BRIDGEPORT -- On a recent morning, Ivette Medina walked to the Chase Wellness Center on East Main Street because her sneezing, wheezing and stuffy nose symptoms were not improving.
Medina, 36, braved the cold and the rain -- without an umbrella -- because she was worried that she might have contracted the H1N1 virus. If the walk-in clinic, run by Optimus Health Care, weren't just a few blocks from her Jane Street home, Medina said she wouldn't have known where to turn.
That's because Medina has been insured through the Community Health Network of Connecticut for the last six months since she was laid off from her job at AT&T. "The majority of the doctors don't want to take the Community Health Network," she said. "Community centers like this are the only ones that take that type of insurance."
According to Ludwig Spinelli, president and chief operating officer for Optimus, community health centers serve more than 20 million people nationwide. The centers, generally located in medically underserved areas, provide dental, pediatric, women's health and adult health care under one roof. As is the case with Optimus and another local community health provider, Southwest Community Health Center, the agencies also employ a number of other health-care professionals, including dermatologists, podiatrists and chiropractors.
Optimus also recently acquired a digital mammography machine. Screenings are done Tuesday, Wednesday and Thursdays from 9 a.m. to 4 p.m. with a referral from a doctor.

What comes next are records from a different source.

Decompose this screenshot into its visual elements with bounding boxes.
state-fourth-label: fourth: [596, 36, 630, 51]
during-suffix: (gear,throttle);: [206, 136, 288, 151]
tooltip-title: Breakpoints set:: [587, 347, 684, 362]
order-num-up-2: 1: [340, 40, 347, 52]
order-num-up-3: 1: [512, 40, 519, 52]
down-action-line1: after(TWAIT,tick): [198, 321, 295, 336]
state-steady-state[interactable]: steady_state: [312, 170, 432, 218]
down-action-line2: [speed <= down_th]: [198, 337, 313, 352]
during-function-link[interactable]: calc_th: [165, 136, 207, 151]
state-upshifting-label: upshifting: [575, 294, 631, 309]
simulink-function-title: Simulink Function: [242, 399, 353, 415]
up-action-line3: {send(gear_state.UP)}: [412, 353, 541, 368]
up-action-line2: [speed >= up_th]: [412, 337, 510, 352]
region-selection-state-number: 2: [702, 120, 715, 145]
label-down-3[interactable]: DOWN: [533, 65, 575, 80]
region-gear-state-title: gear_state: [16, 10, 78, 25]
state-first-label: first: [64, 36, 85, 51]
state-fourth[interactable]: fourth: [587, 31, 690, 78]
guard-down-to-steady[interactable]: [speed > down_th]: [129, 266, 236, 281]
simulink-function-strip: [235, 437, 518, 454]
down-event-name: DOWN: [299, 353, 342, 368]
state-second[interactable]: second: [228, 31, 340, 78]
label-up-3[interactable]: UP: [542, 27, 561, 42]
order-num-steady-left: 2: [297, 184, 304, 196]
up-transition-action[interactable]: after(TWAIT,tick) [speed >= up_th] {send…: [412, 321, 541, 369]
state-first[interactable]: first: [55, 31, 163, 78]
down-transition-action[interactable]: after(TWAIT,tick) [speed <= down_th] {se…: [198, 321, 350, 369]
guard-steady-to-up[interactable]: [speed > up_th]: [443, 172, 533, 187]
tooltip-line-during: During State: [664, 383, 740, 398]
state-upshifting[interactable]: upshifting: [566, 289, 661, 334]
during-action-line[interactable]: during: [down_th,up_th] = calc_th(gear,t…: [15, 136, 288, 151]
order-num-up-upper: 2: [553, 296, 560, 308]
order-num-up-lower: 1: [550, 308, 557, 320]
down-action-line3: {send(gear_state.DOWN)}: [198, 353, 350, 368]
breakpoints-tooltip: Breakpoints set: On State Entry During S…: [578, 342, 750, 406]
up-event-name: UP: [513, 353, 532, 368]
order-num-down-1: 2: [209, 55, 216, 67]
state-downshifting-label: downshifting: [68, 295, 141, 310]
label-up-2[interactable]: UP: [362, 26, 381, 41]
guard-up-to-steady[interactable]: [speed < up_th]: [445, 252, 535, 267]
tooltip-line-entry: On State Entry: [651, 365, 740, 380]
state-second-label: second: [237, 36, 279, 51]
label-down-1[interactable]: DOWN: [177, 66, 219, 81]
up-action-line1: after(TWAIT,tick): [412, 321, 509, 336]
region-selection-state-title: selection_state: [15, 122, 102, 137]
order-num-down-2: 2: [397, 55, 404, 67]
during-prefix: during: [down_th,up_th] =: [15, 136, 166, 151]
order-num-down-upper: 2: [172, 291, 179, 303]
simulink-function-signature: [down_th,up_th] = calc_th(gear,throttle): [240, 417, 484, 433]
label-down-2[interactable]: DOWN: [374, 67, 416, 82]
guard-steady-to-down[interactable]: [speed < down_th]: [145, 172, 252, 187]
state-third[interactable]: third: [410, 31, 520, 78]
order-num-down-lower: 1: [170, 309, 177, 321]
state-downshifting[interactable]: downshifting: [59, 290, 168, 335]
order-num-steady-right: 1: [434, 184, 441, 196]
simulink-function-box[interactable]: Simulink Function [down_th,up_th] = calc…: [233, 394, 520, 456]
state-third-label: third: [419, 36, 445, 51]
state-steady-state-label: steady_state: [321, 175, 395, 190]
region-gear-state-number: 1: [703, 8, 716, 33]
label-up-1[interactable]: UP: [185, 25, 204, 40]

Southwest, meanwhile, offers mental and behavioral health services at
their sites in the South End and West Side. The two health-care
agencies also operate 10 of the city's school-based health clinics and
provide services in several homeless shelters and churches throughout
the city.
The centers, which receive federal and state funds, have to adhere
to strict federal guidelines and their clients comprise half the
membership of their boards of directors. Most of their funding,
however, is from patient billing. Katherine Yacavone, president and CEO of Southwest, said a
stereotype persists that community health centers are solely for "poor
people." "Quite the contrary, we provide superior care to everyone
regardless of their status," she said. "We're not some lower level life
forms. We've been the best kept secret since the 1960s." Spinelli said the stereotype might exist because of the health
centers' locations and their unique mission. "We are in areas of
greatest need," he said. "The care is as good as any private practice,
but we have a different mission. No one gets turned away." Uninsured
and low-income clients are placed on discounted fee schedules. Community health centers will have a vital role in any health-care
reform bill, said U.S. Rep Jim Himes, D-4, who has hosted numerous
health-care information sessions throughout the region. "The
health-care reform bill recognizes that community health centers are
often the only source of care for low-income people and certainly their
only source of preventive care," he said. The latest bill being discussed would raise the Medicaid eligibility
levels to 150 percent of the federal poverty level for all adults.
Community health centers will be essential for offsetting the expected
increase in the number of currently uninsured people seeking health
care, Himes said. "There has been a fair amount of money made available
(to community health centers) in anticipation for the demand," he said.